Methodology
How we verify every festival fact.
Every claim on a FestivalMates festival page — date, venue, capacity, stages, ticket price, transport, camping — traces to a primary source. We re-fetch those sources on a weekly cron and a human reviews before anything publishes. No AI-recalled facts. No "trust me bro."
What counts as a primary source
We treat exactly four categories as primary, in order of trust:
- The festival's official website.
- The festival's official ticketing page (when it's a separate domain — e.g. paylogic, see-tickets).
- The festival's official lineup page or sub-domain.
- Official, verified social channels — Instagram, X, Facebook, TikTok, YouTube — when the festival uses them to announce sale waves, lineup phases, or schedule changes.
What we don't treat as primary: Wikipedia, fan blogs, ticket resellers, Resident Advisor event listings (often stale), DJ Mag / Mixmag (we cross-check, never cite), and — critically — AI training data. LLMs restructure verified facts on this site; they never recall.
The four-stage pipeline
Every fact moves through four stages before it's published:
Stage A — Scrape
A weekly cron pulls each registered source URL, converts the HTML to markdown, and stores the raw content with a hash. No LLM in this stage — just primary-source HTML in, markdown out. If the URL fails, the festival is flagged in the admin queue.
Stage B — Extract
An LLM reads the scraped markdown and extracts structured facts (date, venue, capacity, stages, etc.) WITH per-fact source citations. Facts that can't be cited from the scrape are dropped — no recall, no inference.
Stage C — Write
A second LLM pass writes natural-language editorial copy (Pro Tips, transport, camping, schedule clashes) — but only from facts already extracted in Stage B. The editorial inherits the same source URLs as the underlying facts.
Stage D — Re-verify
A weekly cron re-scrapes every source URL and content-hash-diffs it against the previous snapshot. Changes flag the festival for human review. Editorial older than 90 days without a re-verification is auto-marked stale and hidden from the public surface.

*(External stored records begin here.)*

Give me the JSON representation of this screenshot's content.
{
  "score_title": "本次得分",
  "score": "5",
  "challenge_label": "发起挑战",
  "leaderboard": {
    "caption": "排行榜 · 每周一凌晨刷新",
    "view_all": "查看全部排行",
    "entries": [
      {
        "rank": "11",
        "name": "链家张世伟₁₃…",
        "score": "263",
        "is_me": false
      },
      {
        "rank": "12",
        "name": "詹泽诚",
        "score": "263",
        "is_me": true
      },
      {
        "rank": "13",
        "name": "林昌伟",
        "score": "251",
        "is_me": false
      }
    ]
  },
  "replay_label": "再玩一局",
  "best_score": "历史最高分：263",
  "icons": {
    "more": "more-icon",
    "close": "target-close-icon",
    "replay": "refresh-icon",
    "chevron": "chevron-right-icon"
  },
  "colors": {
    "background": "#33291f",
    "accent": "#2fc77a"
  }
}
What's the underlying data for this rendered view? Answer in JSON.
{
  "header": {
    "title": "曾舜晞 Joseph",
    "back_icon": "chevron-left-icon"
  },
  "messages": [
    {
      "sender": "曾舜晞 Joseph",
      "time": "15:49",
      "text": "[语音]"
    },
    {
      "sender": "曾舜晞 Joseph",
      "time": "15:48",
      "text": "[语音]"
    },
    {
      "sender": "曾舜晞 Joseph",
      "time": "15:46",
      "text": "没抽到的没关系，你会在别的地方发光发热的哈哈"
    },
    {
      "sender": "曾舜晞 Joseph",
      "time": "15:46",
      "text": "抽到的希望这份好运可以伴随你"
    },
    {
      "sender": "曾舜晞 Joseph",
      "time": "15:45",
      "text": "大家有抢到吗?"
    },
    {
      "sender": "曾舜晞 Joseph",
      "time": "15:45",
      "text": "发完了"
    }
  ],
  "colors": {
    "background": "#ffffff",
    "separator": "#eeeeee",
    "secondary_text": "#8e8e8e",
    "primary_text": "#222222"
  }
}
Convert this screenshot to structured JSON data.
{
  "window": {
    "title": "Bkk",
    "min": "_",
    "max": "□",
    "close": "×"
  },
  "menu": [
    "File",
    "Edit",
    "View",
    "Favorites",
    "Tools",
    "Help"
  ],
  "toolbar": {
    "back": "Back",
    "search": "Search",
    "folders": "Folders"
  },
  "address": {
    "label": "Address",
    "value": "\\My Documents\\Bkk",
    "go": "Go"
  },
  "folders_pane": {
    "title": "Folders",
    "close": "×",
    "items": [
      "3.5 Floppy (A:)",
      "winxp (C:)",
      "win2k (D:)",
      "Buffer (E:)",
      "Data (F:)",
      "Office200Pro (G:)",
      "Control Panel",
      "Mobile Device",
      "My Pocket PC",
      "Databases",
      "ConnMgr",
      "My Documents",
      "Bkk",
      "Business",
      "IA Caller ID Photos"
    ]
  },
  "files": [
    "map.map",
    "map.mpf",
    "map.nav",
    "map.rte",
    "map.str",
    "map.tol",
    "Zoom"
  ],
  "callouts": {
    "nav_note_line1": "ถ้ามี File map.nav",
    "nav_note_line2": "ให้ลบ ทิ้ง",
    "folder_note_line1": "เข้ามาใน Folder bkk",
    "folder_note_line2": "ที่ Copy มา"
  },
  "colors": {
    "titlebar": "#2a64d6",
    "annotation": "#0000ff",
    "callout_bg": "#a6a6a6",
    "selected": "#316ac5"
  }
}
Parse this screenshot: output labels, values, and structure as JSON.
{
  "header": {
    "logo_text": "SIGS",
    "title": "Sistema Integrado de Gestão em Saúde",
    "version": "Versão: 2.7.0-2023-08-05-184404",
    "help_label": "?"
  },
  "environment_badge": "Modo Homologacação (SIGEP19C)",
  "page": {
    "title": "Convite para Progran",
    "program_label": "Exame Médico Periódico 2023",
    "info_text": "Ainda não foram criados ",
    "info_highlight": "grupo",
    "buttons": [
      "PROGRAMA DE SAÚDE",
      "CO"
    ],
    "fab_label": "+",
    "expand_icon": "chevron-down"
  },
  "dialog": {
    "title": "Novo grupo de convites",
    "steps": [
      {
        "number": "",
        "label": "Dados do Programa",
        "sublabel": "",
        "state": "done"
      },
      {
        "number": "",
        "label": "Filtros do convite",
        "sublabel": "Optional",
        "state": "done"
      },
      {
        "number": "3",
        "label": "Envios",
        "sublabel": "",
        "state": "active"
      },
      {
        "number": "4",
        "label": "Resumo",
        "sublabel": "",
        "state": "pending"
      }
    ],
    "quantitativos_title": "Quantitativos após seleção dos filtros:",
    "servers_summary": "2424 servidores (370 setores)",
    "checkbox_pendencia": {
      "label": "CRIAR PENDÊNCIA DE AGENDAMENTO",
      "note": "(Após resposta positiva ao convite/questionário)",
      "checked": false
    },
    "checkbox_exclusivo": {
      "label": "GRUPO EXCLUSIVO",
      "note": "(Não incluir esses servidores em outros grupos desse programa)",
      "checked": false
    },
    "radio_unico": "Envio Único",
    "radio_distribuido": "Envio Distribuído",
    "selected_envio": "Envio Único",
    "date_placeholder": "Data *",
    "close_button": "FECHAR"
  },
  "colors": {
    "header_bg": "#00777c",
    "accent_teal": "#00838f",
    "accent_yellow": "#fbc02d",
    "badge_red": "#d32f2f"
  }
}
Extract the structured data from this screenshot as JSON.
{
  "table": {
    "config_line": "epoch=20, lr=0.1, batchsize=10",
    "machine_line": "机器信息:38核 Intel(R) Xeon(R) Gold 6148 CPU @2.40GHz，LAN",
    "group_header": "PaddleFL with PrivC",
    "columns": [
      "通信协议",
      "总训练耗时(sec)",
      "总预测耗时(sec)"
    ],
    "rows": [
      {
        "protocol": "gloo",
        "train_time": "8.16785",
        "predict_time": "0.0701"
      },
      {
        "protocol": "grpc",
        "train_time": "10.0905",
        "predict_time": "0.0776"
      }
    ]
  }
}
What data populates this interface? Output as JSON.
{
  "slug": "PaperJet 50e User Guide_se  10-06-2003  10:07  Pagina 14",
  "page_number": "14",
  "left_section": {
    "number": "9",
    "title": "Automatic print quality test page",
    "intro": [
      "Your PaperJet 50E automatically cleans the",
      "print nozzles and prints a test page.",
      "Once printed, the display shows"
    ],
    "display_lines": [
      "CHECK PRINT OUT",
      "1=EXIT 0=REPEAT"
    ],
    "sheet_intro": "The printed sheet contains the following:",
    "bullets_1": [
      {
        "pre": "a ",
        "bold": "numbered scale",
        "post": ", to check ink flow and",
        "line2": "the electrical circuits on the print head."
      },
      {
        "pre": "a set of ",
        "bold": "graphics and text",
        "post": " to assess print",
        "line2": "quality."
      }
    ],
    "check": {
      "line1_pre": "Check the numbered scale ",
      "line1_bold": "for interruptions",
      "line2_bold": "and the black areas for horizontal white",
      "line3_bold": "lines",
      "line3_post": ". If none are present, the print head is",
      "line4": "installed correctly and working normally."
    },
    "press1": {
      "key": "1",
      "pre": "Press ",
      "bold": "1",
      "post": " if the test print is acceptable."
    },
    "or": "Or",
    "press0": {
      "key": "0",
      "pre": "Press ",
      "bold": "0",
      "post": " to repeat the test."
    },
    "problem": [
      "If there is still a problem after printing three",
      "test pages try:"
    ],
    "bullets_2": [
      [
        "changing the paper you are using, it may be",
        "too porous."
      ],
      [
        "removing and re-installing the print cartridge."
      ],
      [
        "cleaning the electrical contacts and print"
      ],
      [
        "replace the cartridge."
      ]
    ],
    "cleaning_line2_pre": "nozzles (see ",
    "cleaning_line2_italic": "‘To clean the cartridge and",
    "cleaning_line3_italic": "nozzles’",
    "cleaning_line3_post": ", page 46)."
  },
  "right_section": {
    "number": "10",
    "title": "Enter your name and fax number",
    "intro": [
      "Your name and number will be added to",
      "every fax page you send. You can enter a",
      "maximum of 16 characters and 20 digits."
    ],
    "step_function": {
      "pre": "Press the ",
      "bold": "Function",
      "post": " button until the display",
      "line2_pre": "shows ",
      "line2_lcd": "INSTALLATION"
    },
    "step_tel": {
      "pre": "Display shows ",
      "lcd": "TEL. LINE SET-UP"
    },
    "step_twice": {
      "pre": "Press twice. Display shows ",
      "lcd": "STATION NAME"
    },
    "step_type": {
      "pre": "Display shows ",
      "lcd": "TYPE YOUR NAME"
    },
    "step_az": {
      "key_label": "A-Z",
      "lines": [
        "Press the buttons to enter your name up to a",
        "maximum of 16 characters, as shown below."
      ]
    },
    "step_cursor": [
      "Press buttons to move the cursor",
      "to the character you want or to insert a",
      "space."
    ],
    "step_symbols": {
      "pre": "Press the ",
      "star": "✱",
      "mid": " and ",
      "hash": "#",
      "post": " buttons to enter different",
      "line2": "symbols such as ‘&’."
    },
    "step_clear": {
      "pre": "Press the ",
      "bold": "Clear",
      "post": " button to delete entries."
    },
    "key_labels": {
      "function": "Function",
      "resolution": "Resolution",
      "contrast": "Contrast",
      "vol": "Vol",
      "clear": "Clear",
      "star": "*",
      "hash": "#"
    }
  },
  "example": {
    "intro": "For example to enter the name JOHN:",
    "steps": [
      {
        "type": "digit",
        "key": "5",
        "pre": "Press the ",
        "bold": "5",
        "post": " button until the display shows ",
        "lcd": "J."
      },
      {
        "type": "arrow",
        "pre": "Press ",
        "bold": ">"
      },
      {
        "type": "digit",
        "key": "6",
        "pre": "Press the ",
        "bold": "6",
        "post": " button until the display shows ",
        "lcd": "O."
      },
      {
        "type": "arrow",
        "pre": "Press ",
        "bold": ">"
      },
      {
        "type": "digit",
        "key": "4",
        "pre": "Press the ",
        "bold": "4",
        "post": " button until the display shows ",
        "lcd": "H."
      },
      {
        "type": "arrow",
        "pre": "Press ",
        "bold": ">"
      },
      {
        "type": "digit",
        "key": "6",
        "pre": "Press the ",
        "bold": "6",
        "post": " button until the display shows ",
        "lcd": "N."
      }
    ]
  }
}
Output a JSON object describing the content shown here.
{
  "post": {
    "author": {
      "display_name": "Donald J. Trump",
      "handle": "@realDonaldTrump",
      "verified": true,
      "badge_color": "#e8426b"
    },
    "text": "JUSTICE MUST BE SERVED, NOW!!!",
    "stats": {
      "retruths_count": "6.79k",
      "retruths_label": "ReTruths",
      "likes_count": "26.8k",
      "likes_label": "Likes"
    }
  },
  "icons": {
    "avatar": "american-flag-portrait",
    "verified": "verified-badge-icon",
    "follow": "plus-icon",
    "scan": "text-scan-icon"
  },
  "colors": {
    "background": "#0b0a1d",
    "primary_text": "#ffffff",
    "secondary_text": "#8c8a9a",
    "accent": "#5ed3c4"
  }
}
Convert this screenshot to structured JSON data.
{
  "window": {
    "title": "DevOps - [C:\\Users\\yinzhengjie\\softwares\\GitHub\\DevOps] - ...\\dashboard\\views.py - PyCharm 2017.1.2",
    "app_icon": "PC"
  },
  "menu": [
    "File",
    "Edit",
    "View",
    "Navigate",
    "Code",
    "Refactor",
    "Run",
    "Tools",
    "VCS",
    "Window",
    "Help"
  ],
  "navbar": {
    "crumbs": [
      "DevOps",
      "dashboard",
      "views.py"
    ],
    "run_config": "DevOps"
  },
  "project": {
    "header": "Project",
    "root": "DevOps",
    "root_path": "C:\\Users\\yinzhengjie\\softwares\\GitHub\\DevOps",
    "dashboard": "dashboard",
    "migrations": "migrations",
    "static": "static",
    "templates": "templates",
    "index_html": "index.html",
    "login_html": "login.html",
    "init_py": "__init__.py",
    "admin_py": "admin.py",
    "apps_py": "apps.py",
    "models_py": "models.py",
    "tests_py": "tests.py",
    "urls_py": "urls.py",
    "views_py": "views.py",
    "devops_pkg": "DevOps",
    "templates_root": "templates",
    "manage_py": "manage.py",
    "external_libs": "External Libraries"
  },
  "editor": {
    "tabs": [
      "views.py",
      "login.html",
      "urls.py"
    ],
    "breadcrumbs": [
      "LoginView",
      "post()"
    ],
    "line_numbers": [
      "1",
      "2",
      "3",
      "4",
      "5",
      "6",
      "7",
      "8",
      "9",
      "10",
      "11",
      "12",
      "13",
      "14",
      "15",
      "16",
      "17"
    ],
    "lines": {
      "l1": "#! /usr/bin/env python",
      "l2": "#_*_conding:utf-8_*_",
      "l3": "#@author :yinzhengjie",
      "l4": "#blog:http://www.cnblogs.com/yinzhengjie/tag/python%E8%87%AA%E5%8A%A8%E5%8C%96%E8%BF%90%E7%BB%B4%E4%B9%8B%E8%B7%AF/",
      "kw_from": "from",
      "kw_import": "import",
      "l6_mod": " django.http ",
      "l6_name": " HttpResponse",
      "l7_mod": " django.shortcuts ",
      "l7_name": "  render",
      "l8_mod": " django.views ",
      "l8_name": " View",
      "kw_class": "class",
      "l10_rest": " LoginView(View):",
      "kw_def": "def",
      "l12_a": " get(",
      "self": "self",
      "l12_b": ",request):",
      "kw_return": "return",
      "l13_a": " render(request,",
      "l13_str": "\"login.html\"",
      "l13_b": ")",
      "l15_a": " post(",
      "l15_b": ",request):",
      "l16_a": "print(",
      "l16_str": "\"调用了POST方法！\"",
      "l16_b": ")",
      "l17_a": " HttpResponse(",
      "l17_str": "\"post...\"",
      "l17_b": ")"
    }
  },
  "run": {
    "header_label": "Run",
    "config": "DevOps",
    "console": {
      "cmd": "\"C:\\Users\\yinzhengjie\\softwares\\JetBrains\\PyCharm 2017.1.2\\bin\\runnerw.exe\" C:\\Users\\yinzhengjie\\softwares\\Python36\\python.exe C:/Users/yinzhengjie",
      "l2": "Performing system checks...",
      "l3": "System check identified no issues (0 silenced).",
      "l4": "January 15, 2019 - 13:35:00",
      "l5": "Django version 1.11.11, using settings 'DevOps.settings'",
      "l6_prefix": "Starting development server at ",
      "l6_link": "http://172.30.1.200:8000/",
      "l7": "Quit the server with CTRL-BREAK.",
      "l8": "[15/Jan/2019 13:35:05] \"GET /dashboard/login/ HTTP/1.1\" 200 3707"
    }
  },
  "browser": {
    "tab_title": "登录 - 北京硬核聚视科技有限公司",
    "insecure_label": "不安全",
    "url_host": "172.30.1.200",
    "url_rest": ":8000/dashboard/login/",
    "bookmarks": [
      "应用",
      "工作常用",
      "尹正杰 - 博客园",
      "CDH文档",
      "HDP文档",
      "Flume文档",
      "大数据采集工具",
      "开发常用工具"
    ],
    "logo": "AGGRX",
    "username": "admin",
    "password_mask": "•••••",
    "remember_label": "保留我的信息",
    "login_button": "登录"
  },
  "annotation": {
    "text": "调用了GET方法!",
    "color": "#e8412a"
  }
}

Freshness signals on every festival page
Look for the panel labelled Data & sources or Sources we track at the bottom of any festival page. There are three states:
- Verified todayEditorial published, last human re-verification within 7 days. Gold standard.
- Sources we trackSources registered and re-fetched weekly, but no human-reviewed editorial on this festival yet. Treat lineup and date info as tracked, not verified.
- Verified 3 months agoEditorial is older than the freshness threshold. We're re-running verification.
Known scope and bias (we'll be honest)
We're a small team, and the catalogue reflects that:
- Genre coverage tilts techno / house. The initial 170 festivals lean toward European techno and house circuits. US bass and dubstep festivals (Lost Lands, Bass Canyon, Wakaan, Imagine, Forbidden Kingdom, EDC variants) are underrepresented as of May 2026. Catalogue expansion is the next active track.
- Geographic skew is European. Most festivals are in Belgium, Netherlands, Germany, France, Spain, Italy, Portugal, Croatia, and the UK. Some US, Canada, and Australia. Latin America, Asia, and Africa are largely missing — flag a gap and we'll add it.
- Editorial coverage is partial. 12 of 169 festivals have full editorial copy published as of today. The rest show only registered sources + official lineup data. We're working through the backlog; you can tell which is which from the section header on each festival page.
Spot a wrong fact?
Email hi@festivalmates.com with the festival URL and the specific claim. We'll re-check against the primary source within 48 hours and either correct it, cite a stronger source, or flag the upstream source as unreliable. Correction logs go in the festival's editorial revision history.
We'd rather have no copy than wrong copy. A festival page without a Pro Tips section is fine. A festival page with wrong Pro Tips is reputational damage.